25. Jarak

5.2K 267 6
                                    

Kinan menatap tajam pada wanita dihadapannya, Gendis sempat terperangah karena ia mengira wanita dihadapannya ini tidak bisa marah, kalaupun marah ia tidak akan menunjukan langsung seperti sekarang ini.

Namun, bukan Gendis namanya kalau dia takut, bagaimanapun apa yang sudah ia rencanakan Haruslah berjalan lancar.
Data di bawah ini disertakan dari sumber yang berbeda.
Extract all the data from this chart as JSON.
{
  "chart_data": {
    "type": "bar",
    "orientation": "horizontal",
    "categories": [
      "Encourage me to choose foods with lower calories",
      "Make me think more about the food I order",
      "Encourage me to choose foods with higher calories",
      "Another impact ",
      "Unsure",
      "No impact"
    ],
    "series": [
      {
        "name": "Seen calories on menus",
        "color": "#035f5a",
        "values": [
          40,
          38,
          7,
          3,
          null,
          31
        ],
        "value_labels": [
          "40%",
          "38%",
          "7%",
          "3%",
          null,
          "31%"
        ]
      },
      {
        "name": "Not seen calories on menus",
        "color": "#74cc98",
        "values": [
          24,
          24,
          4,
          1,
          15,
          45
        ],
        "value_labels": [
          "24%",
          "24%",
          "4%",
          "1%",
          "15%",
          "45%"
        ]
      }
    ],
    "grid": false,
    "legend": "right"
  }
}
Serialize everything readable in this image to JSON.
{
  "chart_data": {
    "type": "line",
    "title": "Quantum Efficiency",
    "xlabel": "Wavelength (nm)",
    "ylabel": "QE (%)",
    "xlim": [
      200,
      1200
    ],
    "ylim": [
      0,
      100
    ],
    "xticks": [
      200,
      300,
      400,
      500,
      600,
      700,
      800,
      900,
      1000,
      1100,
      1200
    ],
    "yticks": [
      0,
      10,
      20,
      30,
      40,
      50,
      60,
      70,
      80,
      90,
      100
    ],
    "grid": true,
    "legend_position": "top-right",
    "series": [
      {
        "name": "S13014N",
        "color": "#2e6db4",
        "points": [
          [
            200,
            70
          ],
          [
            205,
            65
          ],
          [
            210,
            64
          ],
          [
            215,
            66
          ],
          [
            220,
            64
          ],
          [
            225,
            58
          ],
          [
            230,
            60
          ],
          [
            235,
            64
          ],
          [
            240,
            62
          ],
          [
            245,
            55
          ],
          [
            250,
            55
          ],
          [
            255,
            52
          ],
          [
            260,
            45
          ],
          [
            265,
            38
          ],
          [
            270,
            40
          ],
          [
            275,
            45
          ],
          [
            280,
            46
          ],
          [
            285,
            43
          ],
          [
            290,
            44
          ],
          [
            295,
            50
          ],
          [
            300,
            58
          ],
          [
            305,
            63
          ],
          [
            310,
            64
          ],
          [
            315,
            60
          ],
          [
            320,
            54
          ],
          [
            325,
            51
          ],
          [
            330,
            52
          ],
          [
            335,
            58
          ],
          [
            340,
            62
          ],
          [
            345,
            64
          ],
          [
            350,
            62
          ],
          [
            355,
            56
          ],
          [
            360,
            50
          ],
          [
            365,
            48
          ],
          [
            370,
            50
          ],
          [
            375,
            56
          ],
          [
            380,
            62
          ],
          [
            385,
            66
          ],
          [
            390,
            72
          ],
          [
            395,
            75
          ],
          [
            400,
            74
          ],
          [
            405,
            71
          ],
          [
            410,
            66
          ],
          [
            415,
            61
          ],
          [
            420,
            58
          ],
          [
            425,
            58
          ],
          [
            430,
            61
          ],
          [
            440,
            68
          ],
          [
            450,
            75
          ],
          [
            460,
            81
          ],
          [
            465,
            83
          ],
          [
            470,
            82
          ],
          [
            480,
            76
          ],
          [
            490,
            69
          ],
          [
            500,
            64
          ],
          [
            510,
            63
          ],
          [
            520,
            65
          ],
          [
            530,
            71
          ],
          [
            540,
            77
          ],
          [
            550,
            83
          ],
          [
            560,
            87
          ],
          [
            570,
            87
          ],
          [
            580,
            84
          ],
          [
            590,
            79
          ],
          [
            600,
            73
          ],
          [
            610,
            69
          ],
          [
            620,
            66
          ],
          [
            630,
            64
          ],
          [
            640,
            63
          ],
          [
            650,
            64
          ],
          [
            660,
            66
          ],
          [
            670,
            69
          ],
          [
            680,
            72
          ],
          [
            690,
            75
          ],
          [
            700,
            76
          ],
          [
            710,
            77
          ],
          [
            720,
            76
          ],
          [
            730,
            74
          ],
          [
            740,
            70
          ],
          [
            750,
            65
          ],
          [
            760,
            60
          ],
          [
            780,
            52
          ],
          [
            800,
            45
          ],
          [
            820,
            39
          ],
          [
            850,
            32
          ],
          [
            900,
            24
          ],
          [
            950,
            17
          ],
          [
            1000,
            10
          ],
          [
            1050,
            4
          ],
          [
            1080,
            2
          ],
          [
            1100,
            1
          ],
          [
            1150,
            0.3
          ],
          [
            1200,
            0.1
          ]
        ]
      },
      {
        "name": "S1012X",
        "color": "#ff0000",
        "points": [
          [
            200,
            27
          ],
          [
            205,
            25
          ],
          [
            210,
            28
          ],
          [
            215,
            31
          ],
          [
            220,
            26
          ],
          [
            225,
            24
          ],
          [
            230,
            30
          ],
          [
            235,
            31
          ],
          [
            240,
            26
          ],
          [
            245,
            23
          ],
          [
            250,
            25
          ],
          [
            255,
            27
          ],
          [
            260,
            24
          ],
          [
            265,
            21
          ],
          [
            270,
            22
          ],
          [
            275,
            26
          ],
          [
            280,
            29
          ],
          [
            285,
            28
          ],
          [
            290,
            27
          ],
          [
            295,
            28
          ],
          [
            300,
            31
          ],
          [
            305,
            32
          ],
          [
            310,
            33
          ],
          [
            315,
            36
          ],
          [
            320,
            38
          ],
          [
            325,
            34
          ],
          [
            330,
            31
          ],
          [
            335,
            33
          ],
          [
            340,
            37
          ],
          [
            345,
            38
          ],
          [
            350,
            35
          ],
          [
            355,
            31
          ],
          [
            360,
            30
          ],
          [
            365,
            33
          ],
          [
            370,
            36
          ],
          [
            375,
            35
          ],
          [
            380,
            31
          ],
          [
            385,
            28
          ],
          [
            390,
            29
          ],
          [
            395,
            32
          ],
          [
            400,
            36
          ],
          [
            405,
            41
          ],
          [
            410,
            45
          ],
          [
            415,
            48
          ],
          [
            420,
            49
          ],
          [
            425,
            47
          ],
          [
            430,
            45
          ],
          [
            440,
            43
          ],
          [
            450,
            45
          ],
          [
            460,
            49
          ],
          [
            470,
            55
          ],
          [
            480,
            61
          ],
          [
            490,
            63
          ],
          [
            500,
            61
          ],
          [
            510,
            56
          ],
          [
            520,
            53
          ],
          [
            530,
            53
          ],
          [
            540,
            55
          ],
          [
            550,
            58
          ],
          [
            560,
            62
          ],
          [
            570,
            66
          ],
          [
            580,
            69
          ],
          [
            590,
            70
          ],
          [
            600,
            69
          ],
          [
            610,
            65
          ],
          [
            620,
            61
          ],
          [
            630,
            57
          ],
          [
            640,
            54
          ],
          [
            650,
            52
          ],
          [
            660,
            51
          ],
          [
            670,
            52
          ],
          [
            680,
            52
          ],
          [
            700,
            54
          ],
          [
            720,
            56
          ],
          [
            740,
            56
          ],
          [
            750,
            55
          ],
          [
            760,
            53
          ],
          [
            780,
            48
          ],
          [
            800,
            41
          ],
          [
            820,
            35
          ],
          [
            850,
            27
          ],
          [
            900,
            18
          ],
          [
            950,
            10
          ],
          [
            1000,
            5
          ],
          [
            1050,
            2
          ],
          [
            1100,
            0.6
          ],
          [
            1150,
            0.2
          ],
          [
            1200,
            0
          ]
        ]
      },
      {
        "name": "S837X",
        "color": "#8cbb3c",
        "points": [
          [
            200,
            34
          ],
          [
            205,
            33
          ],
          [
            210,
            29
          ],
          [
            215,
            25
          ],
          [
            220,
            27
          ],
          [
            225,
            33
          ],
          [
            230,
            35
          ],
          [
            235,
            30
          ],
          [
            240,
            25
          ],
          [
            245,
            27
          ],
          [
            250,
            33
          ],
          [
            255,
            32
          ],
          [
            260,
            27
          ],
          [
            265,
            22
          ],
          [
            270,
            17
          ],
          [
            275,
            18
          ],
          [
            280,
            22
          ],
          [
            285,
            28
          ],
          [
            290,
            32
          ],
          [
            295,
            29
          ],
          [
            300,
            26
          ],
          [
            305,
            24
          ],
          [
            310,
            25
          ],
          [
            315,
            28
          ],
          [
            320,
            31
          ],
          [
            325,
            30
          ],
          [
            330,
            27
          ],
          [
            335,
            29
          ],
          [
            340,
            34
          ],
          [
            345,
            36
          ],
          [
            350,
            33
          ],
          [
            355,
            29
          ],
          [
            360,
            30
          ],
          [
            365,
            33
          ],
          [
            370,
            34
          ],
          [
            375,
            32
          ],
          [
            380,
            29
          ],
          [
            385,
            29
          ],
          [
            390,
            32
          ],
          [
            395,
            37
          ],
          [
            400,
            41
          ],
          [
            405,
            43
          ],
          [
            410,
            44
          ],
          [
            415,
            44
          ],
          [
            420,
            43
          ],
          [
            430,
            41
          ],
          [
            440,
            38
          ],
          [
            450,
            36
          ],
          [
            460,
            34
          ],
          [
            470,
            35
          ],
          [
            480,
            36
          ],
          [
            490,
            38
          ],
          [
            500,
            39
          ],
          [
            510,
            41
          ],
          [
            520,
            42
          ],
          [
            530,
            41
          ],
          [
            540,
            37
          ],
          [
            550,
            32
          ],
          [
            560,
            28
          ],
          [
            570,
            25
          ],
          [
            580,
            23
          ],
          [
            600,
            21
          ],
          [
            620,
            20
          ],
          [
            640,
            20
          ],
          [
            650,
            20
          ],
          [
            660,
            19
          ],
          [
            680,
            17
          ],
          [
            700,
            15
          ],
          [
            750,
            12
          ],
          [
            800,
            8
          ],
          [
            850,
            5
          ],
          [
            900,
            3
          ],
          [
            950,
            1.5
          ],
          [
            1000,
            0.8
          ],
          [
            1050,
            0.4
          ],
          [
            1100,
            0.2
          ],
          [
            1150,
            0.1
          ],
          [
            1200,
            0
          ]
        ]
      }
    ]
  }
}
Lagi Gendis tersenyum pada Kinan, senyumnya ia buat seakan syarat akan rasa sakit.

"Semua aset aku diambil sama Adam, jadi sekarang aku gak punya apa-apa, jadi Io ngajak aku tinggal disini."

Penjelasan Gendis membuat mata Kinan menyipit, sementara Pio sudah berdiri dibelakang Kinan dengan sedikit gelisah.

Baiklah jika memang Gendis ingin bermain, maka Kinan akan memberikan permainan itu sekalipun hatinya tersakiti. "Boleh!" Jawab Kinan terlampau antusias.

"Tuh kamar kamu!" Kinan menunjuk sebuah kamar dibelakangnya dengan dagu tak lupa senyum lebar Kinan kuatkan.

Sebetulnya kamar yang Kinan tunjuk adalah kamar utama, kamar dirinya dengan suaminya.

Membuat Gendis dan Pio terperangah dengan tingkah Kinan, Kinan mengangkat bahu acuh, kemudian berjalan dengan santai menuruni tangga.


"Kinanti!" Panggil Pio.


Kinan masih berjalan menuruni tangga, "Sayang!" Panggil Pio lagi tapi Kinan masih terus berjalan, membuat Pio mengusap wajahnya frustrasi.

Satu hal yang Pio tidak tahu, Kinan sedang mati-matian menahan diri agar isakan tangisnya tidak terdengar oleh Pio dan Gendis.



🖤



Siapa penghuni rumah Pio yang tidak menyayangi Kinan, jadi semenjak Pio dengan Syah menikah dan semua pekerja di rumahnya dibawa dari Bandung, Kinan menjadi nyonya kesayangannya, makanya sejak kedatangan Gendis mereka seperti berkomplot untuk menolak keberadaan wanita itu.

Mereka memasang wajah malas jika berpapasan dengan Gendis, lagian mereka juga tahu bahwa dulu nona Keira juga berselisih dengan wanita itu.


Ada yang membuat mereka heran karena nyonya mereka, Kinanti. Justru adem ayem aja, walau sudah berpindah kamar ke kamar bawah yang alasan sebenernya adalah menyangkut kehamilannya, Kinan masih menyiapkan baju suaminya, menemani sarapan, mengantar sampai halaman bahkan saat suaminya itu pergi bersama dengan Gendis. Tapi satu yang berbeda Kinan menjadi lebih diam, dia jarang bicara pada Pio dan Gendis. Mungkin ini adalah bentuk protes Kinan pada suaminya.


"Mbak.." Bu Sari berdiri paling depan sementara pak Darman sang supir setia, pak Dadang dan pak Rus yang bertindak sebagai keamanan berdiri dibelakangnya tepat lima menit setelah mobil Pio dan Gendis keluar dari rumah.


"Ada apa ini ngumpul-ngumpul?" Tanya Kinan sambil memakai keripik singkong.


"Maaf mba, apa sebaiknya mas Io tau kalau Mba lagi hamil?"


Kinan menutup toples dengan cukup keras, merasa kesal pada dirinya sendiri, "tolong bantu Kinan, jangan bilang apapun pada Pio, karena keadaan lagi kayak gini, aku juga ga mau Gendis tau kalau kondisi aku lagi lemah."


"Pokoknya mba Kinan memang siap bantu mbak apa aja!" Seru pa Rus yang memang sering dipanggil mamang.


"Betul mba!"

Kinan tersenyum merasa bahagia karena masih ada yang peduli pada dirinya.